It's been nearly three months to the day since we last talked about Under Armour (NYSE:UAA), and back then, things weren't looking so bright for the company. A recovery was in progress, but it was a slow one at best. Now, however, there are fresh gains afoot for the company, and one analyst is upgrading perspective on Under Armour's operations going forward.
A Long Slow Recovery
Back in August, we noted that the company boasted an earnings beat for the first time in a while. The company managed to beat both topline and revenue estimates, but given that the company's revenue was down 40% over the same time last year, the bump received from investors at the time didn't last long.
Fast forward to the present day, and the company boasted a second earnings beat in reporting on Friday. Higher demand for the company's apparel products—particularly exercise wear for those working from home and desiring a more comfortable approach to doing so—drove the figures for the quarter, and the full-year outlook wasn't looking half bad either, all things considered.
Under Armour revealed that full-year revenue was set to be down, and fairly substantially. Under Armour was looking for a percentage-rate loss somewhere in the “high-teen” level, which actually improved on earlier projections calling for a 20% to 25% loss for the second half. Given that analysts were projecting 25.7% losses, that's quite a step forward.
Reinforcing the Under Armour with New Strategies
So how does Under Armour look to pull off such a move in the face of a very inhospitable economy for retailers, especially clothing retailers? It's already taken a couple steps in that directly. First, the company is raising cash; it recently announced the sale of MyFitnessPal, a connected fitness operation, that it picked up back in 2015. It's taking a fairly substantial loss on that sale, too; Under Armour picked up MyFitnessPal for $475 million, and it's poised to sell it to Francisco Partners for $345 million. Additionally, the company is also shutting down the Endomondo platform, which it picked up that same five years ago for $85 million.
Under Armour's stated reason for doing this was to better focus on the “Focused Performer,” its target market, through active simplification of the business.

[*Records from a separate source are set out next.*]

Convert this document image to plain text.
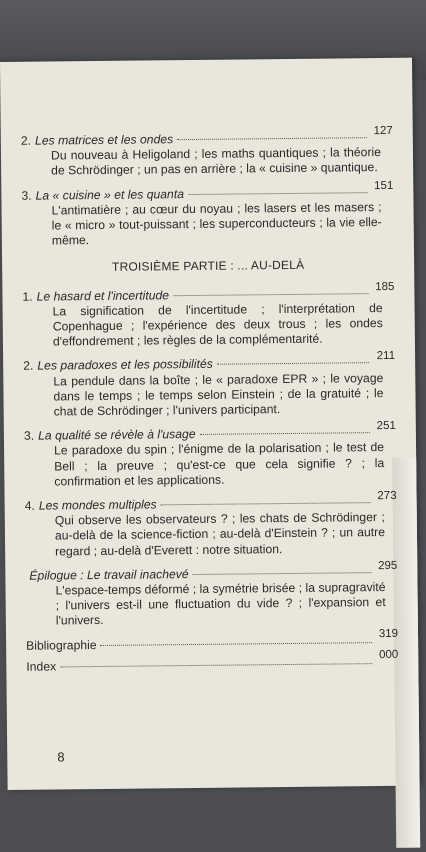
2. Les matrices et les ondes
127
Du nouveau à Heligoland ; les maths quantiques ; la théorie de Schrödinger ; un pas en arrière ; la « cuisine » quantique.
3. La « cuisine » et les quanta
151
L'antimatière ; au cœur du noyau ; les lasers et les masers ; le « micro » tout-puissant ; les superconducteurs ; la vie elle-même.
TROISIÈME PARTIE : ... AU-DELÀ
1. Le hasard et l'incertitude
185
La signification de l'incertitude ; l'interprétation de Copenhague ; l'expérience des deux trous ; les ondes d'effondrement ; les règles de la complémentarité.
2. Les paradoxes et les possibilités
211
La pendule dans la boîte ; le « paradoxe EPR » ; le voyage dans le temps ; le temps selon Einstein ; de la gratuité ; le chat de Schrödinger ; l'univers participant.
3. La qualité se révèle à l'usage
251
Le paradoxe du spin ; l'énigme de la polarisation ; le test de Bell ; la preuve ; qu'est-ce que cela signifie ? ; la confirmation et les applications.
4. Les mondes multiples
273
Qui observe les observateurs ? ; les chats de Schrödinger ; au-delà de la science-fiction ; au-delà d'Einstein ? ; un autre regard ; au-delà d'Everett : notre situation.
Épilogue : Le travail inachevé
295
L'espace-temps déformé ; la symétrie brisée ; la supragravité ; l'univers est-il une fluctuation du vide ? ; l'expansion et l'univers.
Bibliographie
319
Index
000
8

That simplification is also seen in its distribution channels; reports suggest the company is leaving between 2,000 and 3,000 wholesale locations throughout North America over the next two years. That will still leave 10,000 locations in the company's portfolio, but it's clear the company has learned the great pandemic lesson of 2020 and is focusing on direct-to-consumer applications.
The Analysts are Skeptical...But May Be Turning
Meanwhile, based on our latest research, the analyst community is starting to turn its attention back to Under Armour in a positive light. While the company is still under a “hold” consensus rating, its makeup has shifted in a pretty grandiose fashion. Just 30 days ago, Under Armour carried two “sell”, 19 “hold” and four “buy” ratings.
Now, the “sell” and “buy” numbers are the same, but one “hold” has jumped ship and a “strong buy” rating is now in place, something not seen since the figures from 90 days ago. Stifel Financial upgraded from “hold” to “buy”, on the strength of improved revenue among several factors.
It's not alone, either; today alone, five separate analysts have upgraded their price targets on the company, and back on Friday, Jefferies Financial Group repeated its “buy” rating on the company with a price target upgraded from $13 per share to $20. Some have suggested that analyst consensus is already unduly negative on Under Armour, as competitor Nike (NYSE:NKE) posted a similar surprise earnings beat, yet with lower sales growth than Under Armour itself had.
A Potentially Explosive Future to Come
Adding up all the various elements suggests that something big is afoot with Under Armour. The company has nearly $1 billion in its coffers after the MyFitnessPal sale, and it's pulling back on its distribution reins. It's shifting its strategies, and it's got more than enough cash to carry out just about anything at this point. What it will actually do with the rest of the year is unclear as yet, but it's got enough catalysts stockpiled to make something explode.
With a share price better suited to buying a large pizza than a share of a corporation, taking a position in Under Armour may be rewarded down the line. It's certainly got some big plans afoot, and getting in is still pretty easy.